Сент-Экзюпери–художник, не мысливший самосотворения личности в отрыве от вопроса о ценностях, к которым призван стремиться индивид. Увлечение Ницше совсем не ведет его к опровержению значимости общечеловеческих начал культуры и предпочтению им произвола воли, этики абсурдного существования личности, лишенной каких-либо непреходящих ориентиров. Но Сент-Экзюпери не выступает и в роли рыцаря религиозной веры, обретающего в ней финальное разрешение всех проблем, лекарство от болезни тотального своеволия. К общечеловеческому ведет тропа, предполагающая погружение в мир культуры:

-547-

в борьбе и самоутверждении индивид находит звенья традиции, позволяющие ему понять свое бытие как обладающее фундаментальным смыслом. «Теперь я догадался, что смысл видимого мира постигаешь только через культуру, через знание и свое ремесло»,– говорит автор «Планеты людей», задумываясь о смысле человеческого существования.

Сент-Экзюпери верил, что в каждой неповторимой личности живет и утверждается человеческое начало, придающее ей ценность. Человек обретает свой лик в деяниях отдельных людей, живущих в уникальных ситуациях. Его друзья-летчики Гавуаль, Гийоме, Израэль и другие были для него олицетворенным воплощением подлинно человеческих сущностных черт, которые раскрывались и в боевых вылетах, и в беседах за стаканом легкого вина после выполнения опасного задания. Их роднили общее дело и общая судьба.

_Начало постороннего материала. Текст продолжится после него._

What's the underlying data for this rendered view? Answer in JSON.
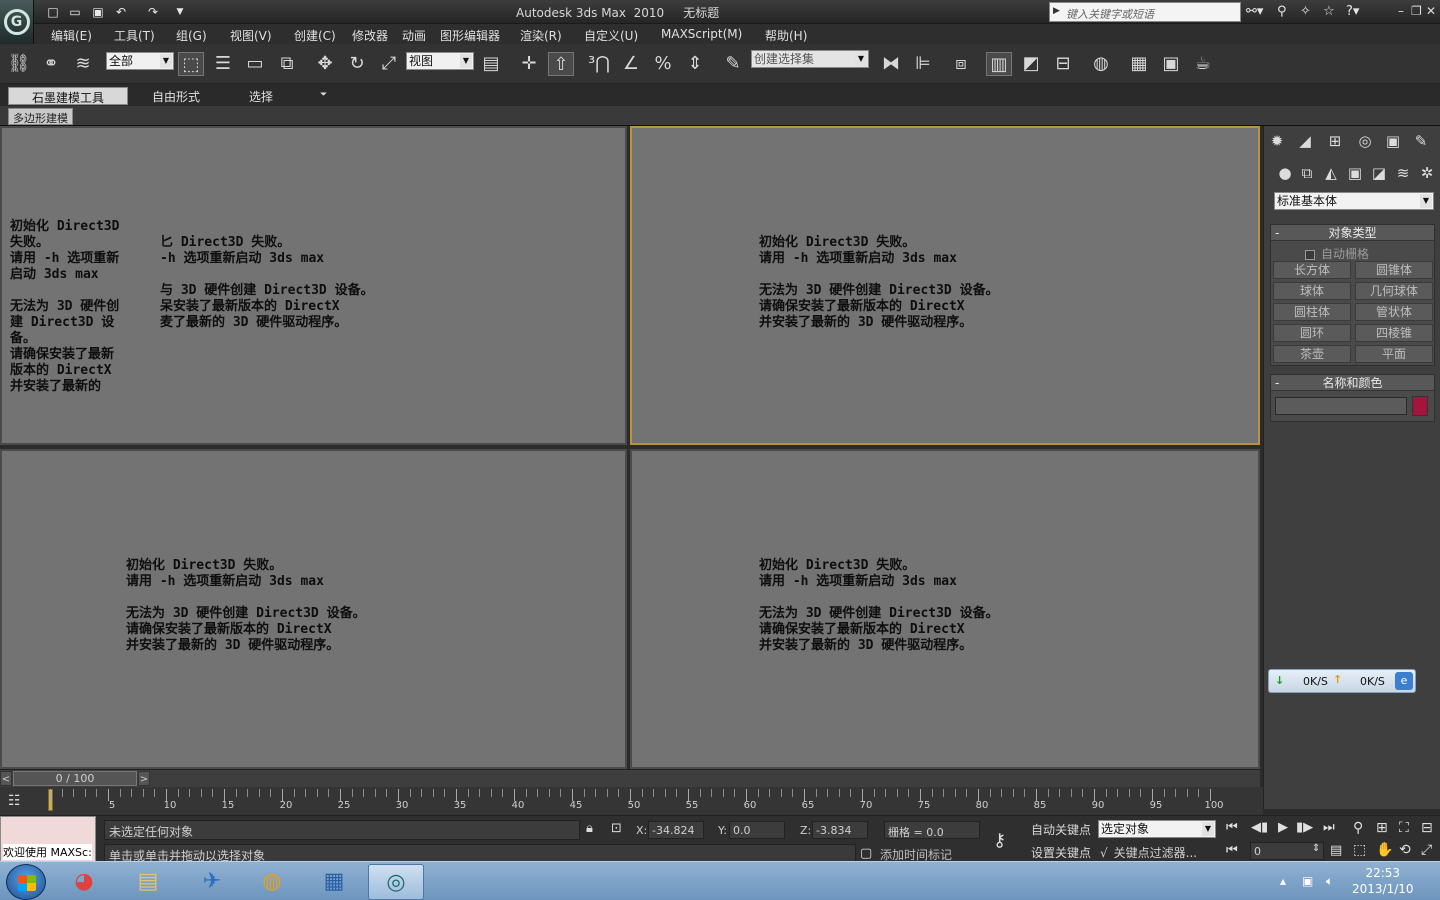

Но каковы непреходящие черты человеческого бытия, без которых его невозможно и представить? Сент-Экзюпери подмечает прежде всего, что телесность человека делает его зависимым от условий существования. Он иронизирует над заботой, которую уделяет индивид своему телу, послушному ему лишь до поры до времени и оказывающемуся в финале жизни неподконтрольным волеизъявлению. Этот парадокс двойственности человеческой телесности он ощутил в пятнадцать лет, когда смерть унесла его младшего брата. У постели умирающего, беседуя с ним, он осознал, что в жизни каждого наступает момент, когда его собственное тело – «уже не принадлежащее ему владение». В этой пограничной ситуации видится и другое: «Когда разрушается тело, становится очевидным главное. Человек – всего лишь узел отношений. И только отношения важны для человека» («Военный летчик»). Отношения же человека к миру, по Сент-Экзюпери,– не результат его телесности, но прежде всего итог его сознательного, ориентированного волей выбора.

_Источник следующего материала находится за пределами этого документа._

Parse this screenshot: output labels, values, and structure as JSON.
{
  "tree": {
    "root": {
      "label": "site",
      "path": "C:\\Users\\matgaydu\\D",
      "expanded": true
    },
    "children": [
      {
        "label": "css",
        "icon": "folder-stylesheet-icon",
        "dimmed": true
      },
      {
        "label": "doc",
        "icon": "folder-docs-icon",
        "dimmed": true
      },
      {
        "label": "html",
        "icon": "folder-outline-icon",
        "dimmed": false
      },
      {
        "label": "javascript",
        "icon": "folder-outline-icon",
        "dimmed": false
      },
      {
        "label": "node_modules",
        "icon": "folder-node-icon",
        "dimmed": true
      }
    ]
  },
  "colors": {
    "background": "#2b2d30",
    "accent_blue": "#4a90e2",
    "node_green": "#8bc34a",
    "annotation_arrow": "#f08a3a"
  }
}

Разум и дух – два важнейших измерения сознания, выделяемых Сент-Экзюпери. Разум тождествен для него способности планомерно действовать сообразно с поставленной целью, в то время как дух связывается с устремленностью человека к высшим культурным ценностям. Это разграничение уходит своими корнями в размышления Паскаля, ставившего нравственные ценности выше способности рационально

-548-

постигать мир, добывать научное знание. «Если я не знаю основ нравственности, то наука об окружающем мире не принесет мне утешения в тяжкие минуты жизни, а вот основы нравственности утешат и при незнании науки о предметах внешнего мира»05,– говорил Паскаль, рассуждая об ориентирах жизни человека – «мыслящего тростника». Ему вторит и Сент-Экзюпери, для которого активность разума может быть оплодотворена лишь усилиями духа – носителя общечеловеческих культурных ценностей. «Дух бросает в него семя грядущего творения. Разум завершит все остальное»,– обращается к читателю автор «Военного летчика», полагающий служение духу единственно достойным человека. Во имя высших ценностей Сент-Экзюпери считает оправданным пренебрежение опасностью физической смерти, борьбе за них он отдал свою жизнь.

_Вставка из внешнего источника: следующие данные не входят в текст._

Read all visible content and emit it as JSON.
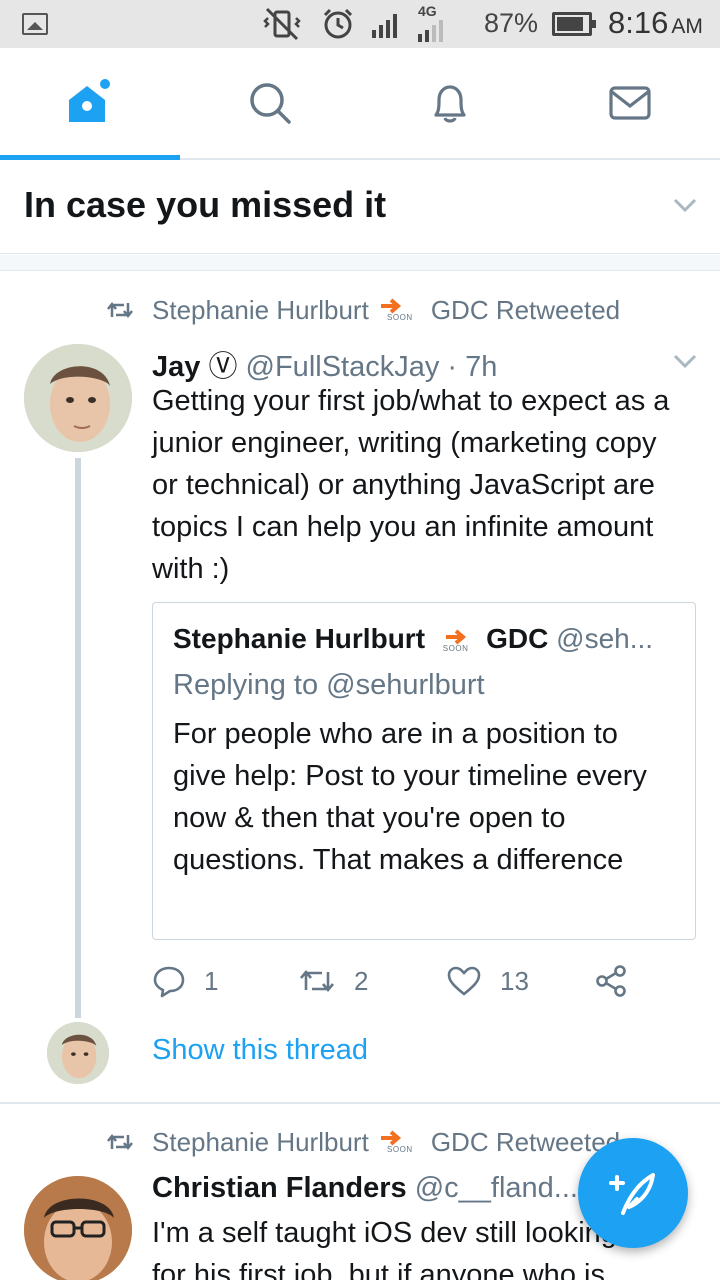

Книги Сент-Экзюпери не похожи на строгие философские трактаты, но, постигая их смысл, мы обнаруживаем присутствие в них достаточно целостного абриса гуманистической этики, чрезвычайно созвучной ситуации нашего столетия. Универсальная ценность индивидуальной свободы и ответственность каждого за судьбы человеческого рода, цивилизации в планетарном масштабе – вот темы, составляющие основной стержень его произведений.

В «Планете людей» автор рассказывает о судьбе невольника Мохамеда, выкупленного им у мавров и отпущенного на свободу во время службы в аэропорту Кап-Джуби. Пафос его повествования связан с утверждением свободы как неотъемлемого свойства и права личности. Но одновременно Сент-Экзюпери не стремится к упрощению проблемы: он показывает, что реализация свободы тысячами нитей сопряжена с условиями сосуществования индивида с другими людьми, требует постоянного выбора между альтернативами, поиска жизненных ориентиров. Освобожденный раб ликовал и наслаждался радостями жизни, ощущая вновь вкус свободы. Но подобный порыв к свободе не может длиться долго, ибо человек должен осознать и тяжесть свободного волеизъявления, ответственность за собственный выбор. Описывая состояние освобожденного Мохамеда, Сент-Экзюпери подводит нас к выводу: «Он был свободен,

-549-

да – слишком свободен, слишком легко он ходил по земле. Ему не хватало груза человеческих отношений, от которого тяжелеет поступь, не хватало слез, прощаний, упреков, радостей – всего, что человек лелеет или обрывает каждым своим движением, несчетных уз, что связуют каждого с другими людьми и придают ему весомость». Сент-Экзюпери приводит читателя к той мысли, что, определяясь как человек, личность должна постоянно бороться за свободу и отнюдь не все способны идти по этому тернистому пути. Куда как просто свернуть с него, убежать от тяжкого бремени свободы. Способом такого бегства, как показывает писатель, могут стать приспособленчество, мимикрия под общественную среду и культ потребления. Но может случиться и худшее, и тогда возникает тяга отречься от свободы во имя крепкой руки вождя и удушливой идеологии национального превосходства. Сент-Экзюпери всеми силами души ненавидел фашизм, тоталитаризм, превращающий человека в винтик бездушного социального механизма. Он писал: «Век рекламы, системы Бедо (система учета рабочего времени. – Б. Г.), тоталитарных режимов, век армий, отказавшихся от знамен, труб, отпевания мертвых. Я всеми силами ненавижу свою эпоху. В наши дни человек умирает от жажды»06.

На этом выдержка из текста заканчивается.